Figure 6. RECQ1 associates with damaged chromatin in PARP activity-independent manner.

Sequential extraction of HeLa cells without and with H₂O₂ treatment. CSK and EXT fractions contain cytoplasmic, cytoskeletal, and soluble nuclear proteins. Insoluble nuclear pellet fractions contain proteins that are tightly bound to chromatin and/or the nuclear matrix. GAPDH and histone H3 serve as loading controls and markers for the fractions containing soluble proteins and chromatin, respectively. Results were documented using different exposures of the Western blots. A. RECQ1 associates with chromatin in a H₂O₂ dose-dependent manner. HeLa cells were treated with the indicated concentrations of H₂O₂ for 20 min at 37°C followed by sequential fractionation. B. H₂O₂ dose-dependent chromatin association of RECQ1 is accompanied by enrichment of PARP-1 on damaged chromatin. Nuclear pellet fractions containing chromatin bound proteins are shown. C. Rapid and reversible association of RECQ1 with damaged chromatin. HeLa cells were treated with 1 mM H₂O₂ for 20 min at 37° followed by incubation in H₂O₂-free medium for recovery, and subjected to sequential fractionation at indicated time points. Nuclear pellet fractions show relocalization of RECQ1, WRN, BLM and RecQ5β to damaged chromatin at different time during recovery. Levels of PCNA remain unchanged and serve as loading control. Untr., Untreated.

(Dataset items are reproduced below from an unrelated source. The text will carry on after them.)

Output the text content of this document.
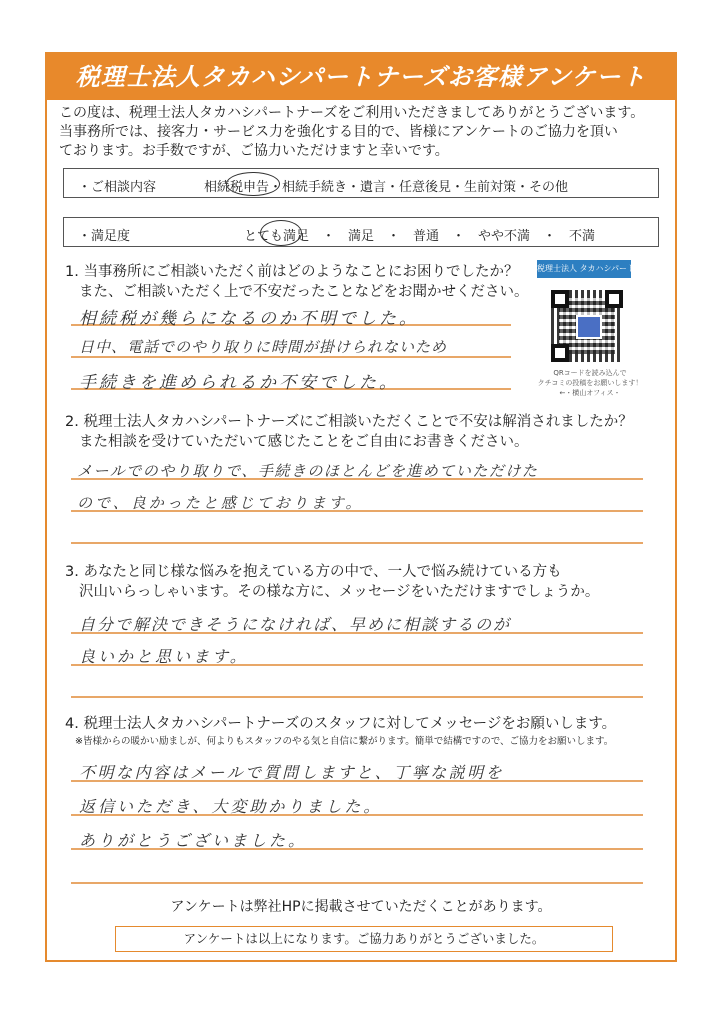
税理士法人タカハシパートナーズお客様アンケート
この度は、税理士法人タカハシパートナーズをご利用いただきましてありがとうございます。
当事務所では、接客力・サービス力を強化する目的で、皆様にアンケートのご協力を頂い
ております。お手数ですが、ご協力いただけますと幸いです。
・ご相談内容	相続税申告・相続手続き・遺言・任意後見・生前対策・その他
・満足度	とても満足　・　満足　・　普通　・　やや不満　・　不満
1. 当事務所にご相談いただく前はどのようなことにお困りでしたか？
また、ご相談いただく上で不安だったことなどをお聞かせください。
相続税が幾らになるのか不明でした。
日中、電話でのやり取りに時間が掛けられないため
手続きを進められるか不安でした。
税理士法人 タカハシパートナーズ
QRコードを読み込んで
クチコミの投稿をお願いします！
←・横山オフィス・
2. 税理士法人タカハシパートナーズにご相談いただくことで不安は解消されましたか？
また相談を受けていただいて感じたことをご自由にお書きください。
メールでのやり取りで、手続きのほとんどを進めていただけた
ので、良かったと感じております。
3. あなたと同じ様な悩みを抱えている方の中で、一人で悩み続けている方も
沢山いらっしゃいます。その様な方に、メッセージをいただけますでしょうか。
自分で解決できそうになければ、早めに相談するのが
良いかと思います。
4. 税理士法人タカハシパートナーズのスタッフに対してメッセージをお願いします。
※皆様からの暖かい励ましが、何よりもスタッフのやる気と自信に繋がります。簡単で結構ですので、ご協力をお願いします。
不明な内容はメールで質問しますと、丁寧な説明を
返信いただき、大変助かりました。
ありがとうございました。
アンケートは弊社HPに掲載させていただくことがあります。
アンケートは以上になります。ご協力ありがとうございました。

D. Quantitation of chromatin enrichment of RecQ proteins at different time points following recovery from H₂O₂ (1 mM, 20 min) treatment. Western blots were quantitated using ImageJ. Signals were normalized using Histone (H3) and protein signal in the untreated was used to calculate fold enrichment following H₂O₂ treatment. Mean of relative fold enrichment and S.E.M. from three independent experiments are shown. E. H₂O₂-induced chromatin binding of RECQ1 and WRN is independent of PARP activity. HeLa cells grown in the presence or absence of ANI (100 µM) for 24 h, were mock-treated or treated with 1 mM H₂O₂ for 20 min. Cells were then sequentially fractionated and proteins from each fraction analyzed by Western blotting. The apparent decrease of RECQ1, WRN and XRCC1 proteins in the CSK fraction reflects the decrease of soluble nuclear proteins, which now associate tightly with the chromatin-enriched nuclear pellet. F. RECQ1-depleted cells show H₂O₂ -induced chromatin enrichment of PARP-1. PARP-1 was detected by Western blot in the chromatin fractions prepared from control or RECQ1-depleted cells that were either untreated or treated with 1 mM H₂O₂ for 20 min.